Peugeot Citroen to slash 8,000 jobs
The French carmaker is struggling with mounting costs
By CFOWorld staff | CFO UK | Published 11:54, 12 July 12
Peugeot Citroen is to cut 8,000 jobs and close an assembly plant in a major organisational overhaul and an attempt to cut costs, the French carmaker said on Thursday.
The Aulnay plant near Paris, which employs more than 3,000 workers, will stop making cars in 2014 as part of a drive to reorganise Peugeot's under-used domestic production capacity, the company said on Thursday.
A second factory in the western city of Rennes will shed 1,400 of its 5,600 jobs as the company downsizes in response to shrinking demand for larger cars such as the Peugeot 508 and Citroen C5. Some 3,600 non-assembly jobs will also be scrapped across the company.

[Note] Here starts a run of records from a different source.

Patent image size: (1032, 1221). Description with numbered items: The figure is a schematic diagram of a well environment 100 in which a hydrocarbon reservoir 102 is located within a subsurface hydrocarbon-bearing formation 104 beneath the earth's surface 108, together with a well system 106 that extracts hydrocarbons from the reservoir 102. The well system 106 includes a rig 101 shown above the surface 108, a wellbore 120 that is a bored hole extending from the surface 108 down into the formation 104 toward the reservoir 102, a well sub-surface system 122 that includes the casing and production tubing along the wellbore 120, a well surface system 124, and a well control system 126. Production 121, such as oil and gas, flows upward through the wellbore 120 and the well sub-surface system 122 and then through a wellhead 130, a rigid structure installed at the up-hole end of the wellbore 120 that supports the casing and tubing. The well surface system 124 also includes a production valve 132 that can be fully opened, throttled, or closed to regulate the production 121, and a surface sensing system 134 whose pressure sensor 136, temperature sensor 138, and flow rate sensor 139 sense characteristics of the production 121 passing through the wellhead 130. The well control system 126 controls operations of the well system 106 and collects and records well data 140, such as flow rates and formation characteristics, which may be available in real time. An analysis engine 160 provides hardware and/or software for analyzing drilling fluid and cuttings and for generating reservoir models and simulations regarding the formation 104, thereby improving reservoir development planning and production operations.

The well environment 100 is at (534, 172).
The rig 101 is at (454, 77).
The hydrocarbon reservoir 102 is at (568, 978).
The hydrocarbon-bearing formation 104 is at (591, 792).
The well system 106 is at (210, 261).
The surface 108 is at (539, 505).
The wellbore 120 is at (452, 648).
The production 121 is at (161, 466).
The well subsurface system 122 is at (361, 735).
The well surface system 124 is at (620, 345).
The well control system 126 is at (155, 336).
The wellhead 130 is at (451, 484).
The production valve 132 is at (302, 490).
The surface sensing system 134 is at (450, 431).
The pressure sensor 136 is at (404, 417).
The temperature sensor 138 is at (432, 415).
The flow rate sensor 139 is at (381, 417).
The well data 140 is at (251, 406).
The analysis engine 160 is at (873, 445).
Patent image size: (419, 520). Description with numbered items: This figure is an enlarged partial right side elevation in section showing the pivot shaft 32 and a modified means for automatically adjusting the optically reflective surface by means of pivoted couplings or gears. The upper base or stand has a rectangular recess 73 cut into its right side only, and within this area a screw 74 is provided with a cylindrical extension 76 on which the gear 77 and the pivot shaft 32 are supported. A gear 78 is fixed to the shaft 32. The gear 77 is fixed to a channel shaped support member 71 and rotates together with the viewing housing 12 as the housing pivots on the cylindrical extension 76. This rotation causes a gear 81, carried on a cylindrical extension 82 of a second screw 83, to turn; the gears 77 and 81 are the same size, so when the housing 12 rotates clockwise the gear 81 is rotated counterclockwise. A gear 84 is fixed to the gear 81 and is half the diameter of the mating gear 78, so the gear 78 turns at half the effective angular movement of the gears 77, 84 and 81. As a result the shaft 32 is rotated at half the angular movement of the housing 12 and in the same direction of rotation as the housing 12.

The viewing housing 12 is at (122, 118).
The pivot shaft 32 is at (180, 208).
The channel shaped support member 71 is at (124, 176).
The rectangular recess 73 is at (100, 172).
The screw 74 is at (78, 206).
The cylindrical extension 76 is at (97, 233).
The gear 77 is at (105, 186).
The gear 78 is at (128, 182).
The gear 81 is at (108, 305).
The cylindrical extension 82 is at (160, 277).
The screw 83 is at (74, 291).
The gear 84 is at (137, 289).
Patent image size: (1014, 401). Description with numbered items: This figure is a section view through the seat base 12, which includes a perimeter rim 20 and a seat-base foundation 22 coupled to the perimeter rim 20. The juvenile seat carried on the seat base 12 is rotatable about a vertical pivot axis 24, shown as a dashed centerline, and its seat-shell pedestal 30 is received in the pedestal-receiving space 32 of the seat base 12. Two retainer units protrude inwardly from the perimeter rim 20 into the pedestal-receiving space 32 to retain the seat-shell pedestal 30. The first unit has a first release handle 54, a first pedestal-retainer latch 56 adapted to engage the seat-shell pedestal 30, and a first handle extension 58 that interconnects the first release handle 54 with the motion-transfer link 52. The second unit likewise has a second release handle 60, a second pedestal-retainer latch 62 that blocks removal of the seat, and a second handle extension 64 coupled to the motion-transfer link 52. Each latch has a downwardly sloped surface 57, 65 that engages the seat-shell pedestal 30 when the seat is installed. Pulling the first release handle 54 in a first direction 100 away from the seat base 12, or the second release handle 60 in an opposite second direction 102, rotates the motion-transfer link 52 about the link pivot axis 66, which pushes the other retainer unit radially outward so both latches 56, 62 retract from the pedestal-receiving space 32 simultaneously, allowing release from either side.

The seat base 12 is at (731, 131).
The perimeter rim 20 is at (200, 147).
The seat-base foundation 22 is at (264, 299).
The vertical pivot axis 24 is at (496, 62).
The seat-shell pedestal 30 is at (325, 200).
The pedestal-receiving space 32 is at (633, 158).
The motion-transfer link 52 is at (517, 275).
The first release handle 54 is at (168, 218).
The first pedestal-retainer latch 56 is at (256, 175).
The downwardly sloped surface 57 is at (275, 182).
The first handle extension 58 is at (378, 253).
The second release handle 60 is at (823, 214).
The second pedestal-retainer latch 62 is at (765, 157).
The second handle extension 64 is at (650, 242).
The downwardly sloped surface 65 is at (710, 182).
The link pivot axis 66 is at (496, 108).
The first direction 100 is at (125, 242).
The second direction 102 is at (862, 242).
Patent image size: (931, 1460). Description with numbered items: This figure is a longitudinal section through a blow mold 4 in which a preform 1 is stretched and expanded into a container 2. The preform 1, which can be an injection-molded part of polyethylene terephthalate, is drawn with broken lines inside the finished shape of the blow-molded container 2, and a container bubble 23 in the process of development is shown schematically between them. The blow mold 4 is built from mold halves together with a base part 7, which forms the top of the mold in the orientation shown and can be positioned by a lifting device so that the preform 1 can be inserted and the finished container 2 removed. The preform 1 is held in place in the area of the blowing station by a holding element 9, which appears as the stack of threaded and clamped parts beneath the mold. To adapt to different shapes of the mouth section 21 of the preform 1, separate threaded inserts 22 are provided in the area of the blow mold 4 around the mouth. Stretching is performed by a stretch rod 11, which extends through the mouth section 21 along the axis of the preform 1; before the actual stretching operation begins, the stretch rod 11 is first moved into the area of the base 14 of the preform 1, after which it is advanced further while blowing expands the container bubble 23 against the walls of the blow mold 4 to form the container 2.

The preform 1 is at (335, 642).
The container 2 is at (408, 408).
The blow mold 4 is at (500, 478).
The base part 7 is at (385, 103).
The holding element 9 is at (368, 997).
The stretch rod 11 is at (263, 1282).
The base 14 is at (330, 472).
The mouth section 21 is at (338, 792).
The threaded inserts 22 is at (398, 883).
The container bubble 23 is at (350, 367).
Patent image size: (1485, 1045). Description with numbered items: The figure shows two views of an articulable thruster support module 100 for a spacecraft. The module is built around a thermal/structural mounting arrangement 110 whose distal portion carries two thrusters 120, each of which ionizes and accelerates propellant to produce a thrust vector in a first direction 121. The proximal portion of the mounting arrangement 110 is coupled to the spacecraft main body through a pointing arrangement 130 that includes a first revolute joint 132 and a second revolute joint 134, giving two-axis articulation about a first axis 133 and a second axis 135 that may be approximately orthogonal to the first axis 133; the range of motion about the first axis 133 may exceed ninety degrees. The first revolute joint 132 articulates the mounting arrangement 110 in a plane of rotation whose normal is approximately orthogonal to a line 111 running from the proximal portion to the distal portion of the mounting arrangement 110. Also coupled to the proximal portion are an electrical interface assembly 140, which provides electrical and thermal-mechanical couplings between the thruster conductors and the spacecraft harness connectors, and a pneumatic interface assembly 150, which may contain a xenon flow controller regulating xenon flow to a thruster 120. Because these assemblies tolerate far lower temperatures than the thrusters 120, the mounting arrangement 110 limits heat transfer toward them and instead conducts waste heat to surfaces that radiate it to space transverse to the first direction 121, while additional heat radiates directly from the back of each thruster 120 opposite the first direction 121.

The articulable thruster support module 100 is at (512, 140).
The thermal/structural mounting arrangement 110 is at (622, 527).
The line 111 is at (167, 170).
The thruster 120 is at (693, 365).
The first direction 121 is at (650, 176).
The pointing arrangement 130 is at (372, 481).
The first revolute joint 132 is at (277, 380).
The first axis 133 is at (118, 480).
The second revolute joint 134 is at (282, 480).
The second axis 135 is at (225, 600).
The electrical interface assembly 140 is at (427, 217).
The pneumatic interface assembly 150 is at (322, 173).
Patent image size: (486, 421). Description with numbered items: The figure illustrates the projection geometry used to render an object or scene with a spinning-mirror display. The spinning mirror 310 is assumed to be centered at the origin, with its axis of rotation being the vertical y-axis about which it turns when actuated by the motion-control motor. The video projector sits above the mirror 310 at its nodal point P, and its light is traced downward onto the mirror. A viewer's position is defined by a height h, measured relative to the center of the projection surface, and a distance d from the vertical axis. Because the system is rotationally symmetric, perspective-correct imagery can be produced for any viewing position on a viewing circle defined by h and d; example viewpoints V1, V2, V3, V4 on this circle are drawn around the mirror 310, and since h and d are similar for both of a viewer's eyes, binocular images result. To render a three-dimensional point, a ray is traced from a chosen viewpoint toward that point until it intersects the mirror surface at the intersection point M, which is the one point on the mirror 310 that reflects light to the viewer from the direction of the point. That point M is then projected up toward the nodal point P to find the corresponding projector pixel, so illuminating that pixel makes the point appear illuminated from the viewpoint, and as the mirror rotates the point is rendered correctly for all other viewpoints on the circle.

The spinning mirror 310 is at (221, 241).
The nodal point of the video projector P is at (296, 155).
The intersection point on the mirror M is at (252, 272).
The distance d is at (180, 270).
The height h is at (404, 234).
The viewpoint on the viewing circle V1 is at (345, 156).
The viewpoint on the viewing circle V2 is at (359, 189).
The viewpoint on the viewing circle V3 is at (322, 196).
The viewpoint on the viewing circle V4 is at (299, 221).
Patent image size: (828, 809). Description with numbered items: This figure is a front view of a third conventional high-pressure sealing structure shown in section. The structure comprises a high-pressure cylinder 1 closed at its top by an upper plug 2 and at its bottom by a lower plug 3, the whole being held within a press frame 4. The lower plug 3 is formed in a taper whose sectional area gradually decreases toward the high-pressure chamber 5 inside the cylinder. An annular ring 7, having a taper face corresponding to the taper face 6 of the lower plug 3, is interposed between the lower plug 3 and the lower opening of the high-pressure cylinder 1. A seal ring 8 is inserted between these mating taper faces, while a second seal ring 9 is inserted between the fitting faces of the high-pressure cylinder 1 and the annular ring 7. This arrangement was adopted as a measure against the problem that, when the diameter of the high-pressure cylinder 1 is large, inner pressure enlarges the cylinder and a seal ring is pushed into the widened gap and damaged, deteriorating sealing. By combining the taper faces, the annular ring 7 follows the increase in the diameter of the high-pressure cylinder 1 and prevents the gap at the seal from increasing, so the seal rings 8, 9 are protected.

It will be the first car plant to cease production in France for 20 years, posing a challenge to new Socialist president Francois Hollande's objective of reviving industrial production, as it could also hasten a wave of restructuring in western Europe.
The government said it was studying the closure plan but stopped short of condemning it, incurring the wrath of France's biggest industrial union, the hardline CGT.
Prime minister Jean-Marc Ayrault promised in a statement to ensure that Peugeot helps laid-off Aulnay workers find new jobs and said ministers would present a wider auto industry support plan 25 July.
"I am fully aware of the seriousness of today's announcements," chief executive Philippe Varin said in a statement. "The depth and persistence of the crisis impacting our business in Europe have now made this reorganisation project indispensable."
Peugeot said it would post a net loss in the first half and a €700 million (£555.1 million) operating loss for the core car-making division.
The manufacturing operations are burning €200 million a month, with cash flow not expected to turn positive until 2015, the company said.